What Will Healthcare Look Like in 2025? Predictions From Healthcare Experts

January 11, 2021

2020 was a challenging year for the healthcare sector and patients alike. As we turn the page on 2020, it’s a good time to think about the future. In September, healthcare leaders convened virtually for the HMS Momentum 2020 conference. During this event, Ken Fasola, CEO of Magellan Health, Mary Grealy, President of the Healthcare Leadership Council, and Aaron Lambert, President and CEO of Healthy Blue Louisiana, offered their predictions about what healthcare may look like in 2025.
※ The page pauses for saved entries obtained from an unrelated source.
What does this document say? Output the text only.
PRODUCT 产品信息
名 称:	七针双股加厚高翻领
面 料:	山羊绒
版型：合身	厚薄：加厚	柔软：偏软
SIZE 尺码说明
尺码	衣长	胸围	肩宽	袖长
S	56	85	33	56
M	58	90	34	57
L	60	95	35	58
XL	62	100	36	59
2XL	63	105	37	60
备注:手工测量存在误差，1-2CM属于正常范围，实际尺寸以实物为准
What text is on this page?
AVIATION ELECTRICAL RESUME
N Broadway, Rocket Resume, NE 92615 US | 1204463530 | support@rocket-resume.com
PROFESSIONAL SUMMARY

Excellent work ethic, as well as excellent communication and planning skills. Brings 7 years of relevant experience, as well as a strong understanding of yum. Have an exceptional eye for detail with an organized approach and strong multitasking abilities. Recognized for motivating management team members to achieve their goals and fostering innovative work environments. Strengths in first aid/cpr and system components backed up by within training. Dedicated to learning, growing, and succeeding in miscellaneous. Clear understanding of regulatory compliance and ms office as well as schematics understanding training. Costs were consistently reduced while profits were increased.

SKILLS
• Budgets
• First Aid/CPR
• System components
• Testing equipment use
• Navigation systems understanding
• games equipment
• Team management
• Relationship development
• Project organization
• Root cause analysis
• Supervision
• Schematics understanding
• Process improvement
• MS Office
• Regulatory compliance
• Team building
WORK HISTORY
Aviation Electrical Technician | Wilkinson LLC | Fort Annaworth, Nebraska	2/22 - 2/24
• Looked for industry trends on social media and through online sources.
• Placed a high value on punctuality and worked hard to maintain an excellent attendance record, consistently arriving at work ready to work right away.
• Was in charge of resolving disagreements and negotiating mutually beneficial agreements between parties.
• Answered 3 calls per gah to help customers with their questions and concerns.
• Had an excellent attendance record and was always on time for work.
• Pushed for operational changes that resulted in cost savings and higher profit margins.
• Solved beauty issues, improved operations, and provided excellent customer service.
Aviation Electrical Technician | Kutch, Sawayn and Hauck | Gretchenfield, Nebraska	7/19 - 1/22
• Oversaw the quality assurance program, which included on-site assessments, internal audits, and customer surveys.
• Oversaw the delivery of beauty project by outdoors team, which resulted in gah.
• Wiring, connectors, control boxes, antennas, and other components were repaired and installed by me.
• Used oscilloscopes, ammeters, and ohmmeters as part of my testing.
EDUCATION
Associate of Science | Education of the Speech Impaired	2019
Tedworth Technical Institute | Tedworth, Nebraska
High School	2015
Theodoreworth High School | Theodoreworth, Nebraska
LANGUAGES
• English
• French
These experts see five trends on the horizon:

  1. Increased awareness about the importance of behavioral health. During the COVID-19 pandemic, many people have spoken more openly about mental health issues and their experience with care. Ken Fasola noted, “The pandemic has created more awareness about behavioral health and reduced the stigma associated with mental and physical health.” More people are now recognizing the linkage between mental and physical health. This connection was underscored in a recent study, which found that 20% of individuals infected with the novel coronavirus are diagnosed with a psychiatric disorder, such as anxiety, depression or dementia within 90 days. In 2025, individuals may feel as comfortable reaching out for behavioral health services as they do visiting their primary care physician for the flu or a physical injury.
  2. Widespread acceptance of telemedicine. Telehealth is another area that has been influenced by the pandemic. Aaron Lambert commented, “COVID-19 has proved that virtual care can work. We’re excited about the potential for virtual care to manage chronic conditions like diabetes and obesity.” McKinsey & Company has predicted that up to $250 billion of health spending in the United States could shift to virtual care. Promising areas for telehealth include virtual urgent care, office visits, home health services and technology-enabled home medication administration. As Mary Grealy remarked, “Telemedicine is here to stay.”
  3. Expanded adoption of AI and machine learning in the administrative realm of healthcare. Healthcare leaders expect technology solutions based on AI and machine learning technologies to revolutionize data entry for electronic medical records, as well as patient billing. “Digital scribes,” for example, use machine learning to analyze conversations between doctors and patients. The algorithms parse the text and enter the appropriate information into the electronic health record system. Medical coders are also beginning to work with computer-assisted coding systems. These solutions use AI and machine learning to analyze charts and notes to identify which billing codes are most suitable. Some believe that in the near future, human coders will audit and supervise these AI-enabled coding systems.
  4. Proliferation of retail healthcare centers and clinics. Market researchers expect the retail clinic market in the United States to expand at a compound annual growth rate of 10.2% between 2020 and 2027. While retail clinics are a good option for straightforward medical issues, they are unlikely to replace traditional care settings. According to Aaron Lambert, the value delivered by these clinics could increase through closer ties with traditional providers. “Retail healthcare centers and clinics will continue to grow. Walmart and CVS can do a lot in low income areas, but they need more integration with provider clinics,” he noted.
  5. A trend towards managing the health of the “whole person.” Looking ahead, healthcare leaders see opportunities for more patient-centered systems that will support a holistic approach to care. Data interoperability will be the key to making this vision a reality. As Ken Fasola observed, “We often get ‘swim lanes’ of data. Without all the data for a patient, we can’t realistically reduce the total cost of care. Providers need to collaborate and share patient information.”

As patients, providers and health plans continue to deal with the COVID-19 pandemic, it can be hard to look beyond the next day or week. However, these challenging times will eventually pass, and it’s encouraging to think about a future where technology, new business models and pandemic-related learnings converge to create a more robust, efficient and equitable healthcare ecosystem.